Do we find out that Sony included ESRAM on the SoC and then ditched it because of yield issues?

Trusting Wiki completely is like trusting a 5yr old around a plate of cookies (my son ate all my cookies :cry:). Anyhow, that page was recently edited - so anyone could have done some fun business. Not saying the PS4 SoC isn't that size... I just don't trust Wiki as being the ultimate source for info, especially something Sony has never stated officially.
 
Radeon 7870 has 20CU's [most likely PS4 has them as well, without that buffer zone Sony wouldn't have that "phenomenal yields" Tretton mentioned] and it has size od 212mm2 and total transistor count of 2.8 billion. CPU section and other modules will not add much to that numbers.
CPU section and northbridge is probably adding (significantly) more than 60mm² to it. Maybe Sony took slightly larger PHYs to get to the 5.5GBps instead of the ~5GBps limit of Pitcairn.

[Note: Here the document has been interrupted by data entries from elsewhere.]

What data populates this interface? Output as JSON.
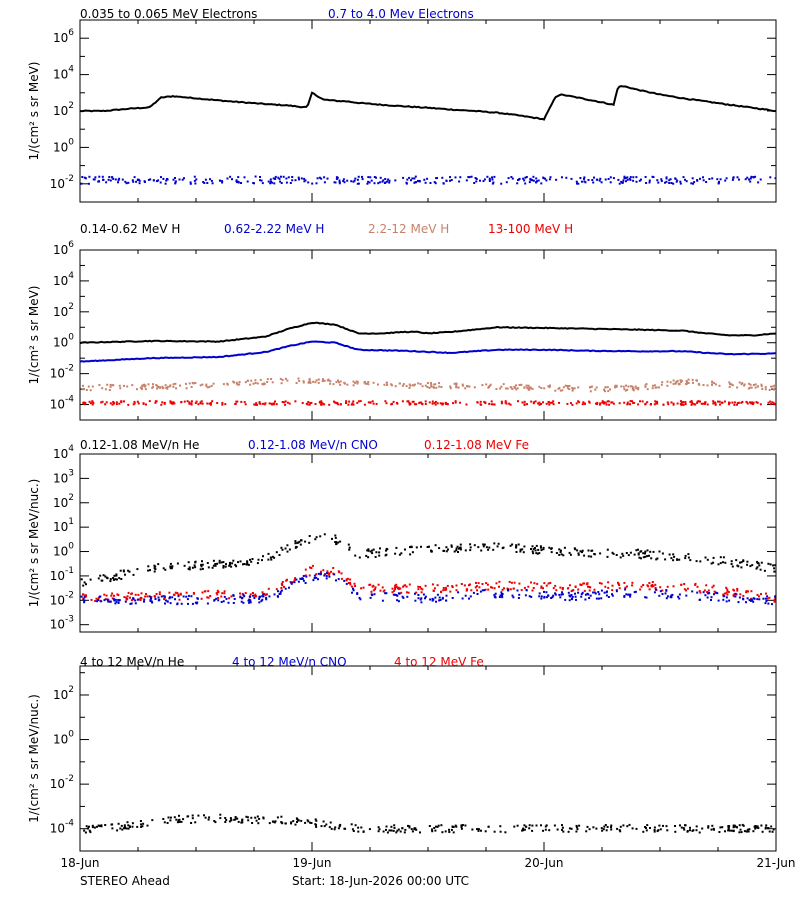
{
  "colors": {
    "axis": "#000000",
    "black_series": "#000000",
    "blue_series": "#0000cc",
    "tan_series": "#c8826a",
    "red_series": "#ee0000"
  },
  "chart_data": [
    {
      "type": "scatter",
      "log_y": true,
      "ylim_log10": [
        -3,
        7
      ],
      "ytick_exponents": [
        -2,
        0,
        2,
        4,
        6
      ],
      "ylabel": "1/(cm² s sr MeV)",
      "legend": [
        {
          "label": "0.035 to 0.065 MeV Electrons",
          "color": "#000000"
        },
        {
          "label": "0.7 to 4.0 Mev Electrons",
          "color": "#0000cc"
        }
      ],
      "series": [
        {
          "color": "#000000",
          "mode": "line",
          "x": [
            0,
            0.1,
            0.2,
            0.3,
            0.35,
            0.4,
            0.5,
            0.6,
            0.7,
            0.8,
            0.9,
            0.95,
            0.98,
            1.0,
            1.05,
            1.12,
            1.15,
            1.2,
            1.3,
            1.4,
            1.5,
            1.6,
            1.7,
            1.8,
            1.9,
            2.0,
            2.05,
            2.07,
            2.1,
            2.2,
            2.3,
            2.32,
            2.35,
            2.4,
            2.5,
            2.6,
            2.7,
            2.8,
            2.9,
            3.0
          ],
          "y": [
            100,
            100,
            130,
            160,
            550,
            650,
            500,
            380,
            300,
            240,
            200,
            170,
            160,
            1000,
            420,
            350,
            340,
            280,
            220,
            180,
            150,
            120,
            100,
            80,
            55,
            35,
            600,
            800,
            700,
            400,
            220,
            2300,
            2200,
            1500,
            800,
            500,
            330,
            220,
            150,
            100
          ]
        },
        {
          "color": "#0000cc",
          "mode": "scatter",
          "base_log10": -1.8,
          "spread": 0.4
        }
      ]
    },
    {
      "type": "scatter",
      "log_y": true,
      "ylim_log10": [
        -5,
        6
      ],
      "ytick_exponents": [
        -4,
        -2,
        0,
        2,
        4,
        6
      ],
      "ylabel": "1/(cm² s sr MeV)",
      "legend": [
        {
          "label": "0.14-0.62 MeV H",
          "color": "#000000"
        },
        {
          "label": "0.62-2.22 MeV H",
          "color": "#0000cc"
        },
        {
          "label": "2.2-12 MeV H",
          "color": "#c8826a"
        },
        {
          "label": "13-100 MeV H",
          "color": "#ee0000"
        }
      ],
      "series": [
        {
          "color": "#000000",
          "mode": "line",
          "x": [
            0,
            0.3,
            0.6,
            0.8,
            0.9,
            1.0,
            1.1,
            1.2,
            1.3,
            1.4,
            1.45,
            1.5,
            1.6,
            1.8,
            2.0,
            2.2,
            2.4,
            2.6,
            2.7,
            2.8,
            2.9,
            3.0
          ],
          "y": [
            1.0,
            1.3,
            1.2,
            2.5,
            8,
            20,
            15,
            4,
            4,
            5,
            5,
            4,
            5,
            10,
            9,
            8,
            7,
            6,
            4,
            3,
            3,
            4
          ]
        },
        {
          "color": "#0000cc",
          "mode": "line",
          "x": [
            0,
            0.3,
            0.6,
            0.8,
            0.9,
            1.0,
            1.1,
            1.2,
            1.4,
            1.6,
            1.8,
            2.0,
            2.2,
            2.4,
            2.6,
            2.7,
            2.8,
            3.0
          ],
          "y": [
            0.06,
            0.1,
            0.12,
            0.25,
            0.6,
            1.2,
            1.0,
            0.35,
            0.3,
            0.22,
            0.35,
            0.35,
            0.3,
            0.28,
            0.28,
            0.22,
            0.18,
            0.2
          ]
        },
        {
          "color": "#c8826a",
          "mode": "scatter",
          "x": [
            0,
            0.4,
            0.8,
            1.0,
            1.3,
            1.8,
            2.2,
            2.4,
            2.6,
            2.8,
            3.0
          ],
          "y": [
            0.0012,
            0.0015,
            0.003,
            0.0035,
            0.0018,
            0.0015,
            0.001,
            0.0012,
            0.003,
            0.002,
            0.0012
          ]
        },
        {
          "color": "#ee0000",
          "mode": "scatter",
          "base_log10": -3.9,
          "spread": 0.25
        }
      ]
    },
    {
      "type": "scatter",
      "log_y": true,
      "ylim_log10": [
        -3.3,
        4
      ],
      "ytick_exponents": [
        -3,
        -2,
        -1,
        0,
        1,
        2,
        3,
        4
      ],
      "ylabel": "1/(cm² s sr MeV/nuc.)",
      "legend": [
        {
          "label": "0.12-1.08 MeV/n He",
          "color": "#000000"
        },
        {
          "label": "0.12-1.08 MeV/n CNO",
          "color": "#0000cc"
        },
        {
          "label": "0.12-1.08 MeV Fe",
          "color": "#ee0000"
        }
      ],
      "series": [
        {
          "color": "#000000",
          "mode": "scatter",
          "x": [
            0,
            0.3,
            0.6,
            0.8,
            0.9,
            1.0,
            1.1,
            1.2,
            1.5,
            1.8,
            2.1,
            2.4,
            2.7,
            3.0
          ],
          "y": [
            0.05,
            0.2,
            0.3,
            0.5,
            1.5,
            4,
            3,
            0.8,
            1.2,
            1.5,
            1.0,
            0.8,
            0.5,
            0.2
          ]
        },
        {
          "color": "#ee0000",
          "mode": "scatter",
          "x": [
            0,
            0.4,
            0.8,
            0.95,
            1.0,
            1.1,
            1.2,
            1.5,
            1.8,
            2.1,
            2.4,
            2.7,
            3.0
          ],
          "y": [
            0.012,
            0.015,
            0.02,
            0.1,
            0.18,
            0.15,
            0.03,
            0.03,
            0.04,
            0.035,
            0.04,
            0.03,
            0.012
          ]
        },
        {
          "color": "#0000cc",
          "mode": "scatter",
          "x": [
            0,
            0.4,
            0.8,
            0.95,
            1.0,
            1.1,
            1.2,
            1.5,
            1.8,
            2.1,
            2.4,
            2.7,
            3.0
          ],
          "y": [
            0.01,
            0.01,
            0.012,
            0.06,
            0.1,
            0.08,
            0.015,
            0.012,
            0.02,
            0.015,
            0.02,
            0.015,
            0.01
          ]
        }
      ]
    },
    {
      "type": "scatter",
      "log_y": true,
      "ylim_log10": [
        -5,
        3.3
      ],
      "ytick_exponents": [
        -4,
        -2,
        0,
        2
      ],
      "ylabel": "1/(cm² s sr MeV/nuc.)",
      "legend": [
        {
          "label": "4 to 12 MeV/n He",
          "color": "#000000"
        },
        {
          "label": "4 to 12 MeV/n CNO",
          "color": "#0000cc"
        },
        {
          "label": "4 to 12 MeV Fe",
          "color": "#ee0000"
        }
      ],
      "series": [
        {
          "color": "#000000",
          "mode": "scatter",
          "x": [
            0.1,
            0.4,
            0.6,
            0.8,
            0.95,
            1.2,
            1.8,
            2.4,
            2.7
          ],
          "y": [
            0.0001,
            0.00025,
            0.0003,
            0.00025,
            0.00022,
            0.0001,
            0.0001,
            0.0001,
            0.0001
          ]
        }
      ]
    }
  ],
  "x_axis": {
    "xlim_days": [
      0,
      3
    ],
    "tick_labels": [
      "18-Jun",
      "19-Jun",
      "20-Jun",
      "21-Jun"
    ]
  },
  "footer": {
    "spacecraft": "STEREO Ahead",
    "start": "Start: 18-Jun-2026 00:00 UTC"
  }
}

In the end, we are likely seeing some diesize around 300mm² for the PS4, maybe even above it, depending on the unknown bits.
 
Trusting Wiki completely is like trusting a 5yr old around a plate of cookies (my son ate all my cookies :cry:). Anyhow, that page was recently edited - so anyone could have done some fun business. Not saying the PS4 SoC isn't that size... I just don't trust Wiki as being the ultimate source for info, especially something Sony has never stated officially.

Ummm. Cookie...

I have no intention of actually ever trusting wiki. That would be like be like paying a complete stranger to look after your luggage at an airport...

But it would be good to have a dig around to try and find the t-count for the PS4 APU - 8 core CPU, GPU, various other custom hardware for sound, (de)compression etc.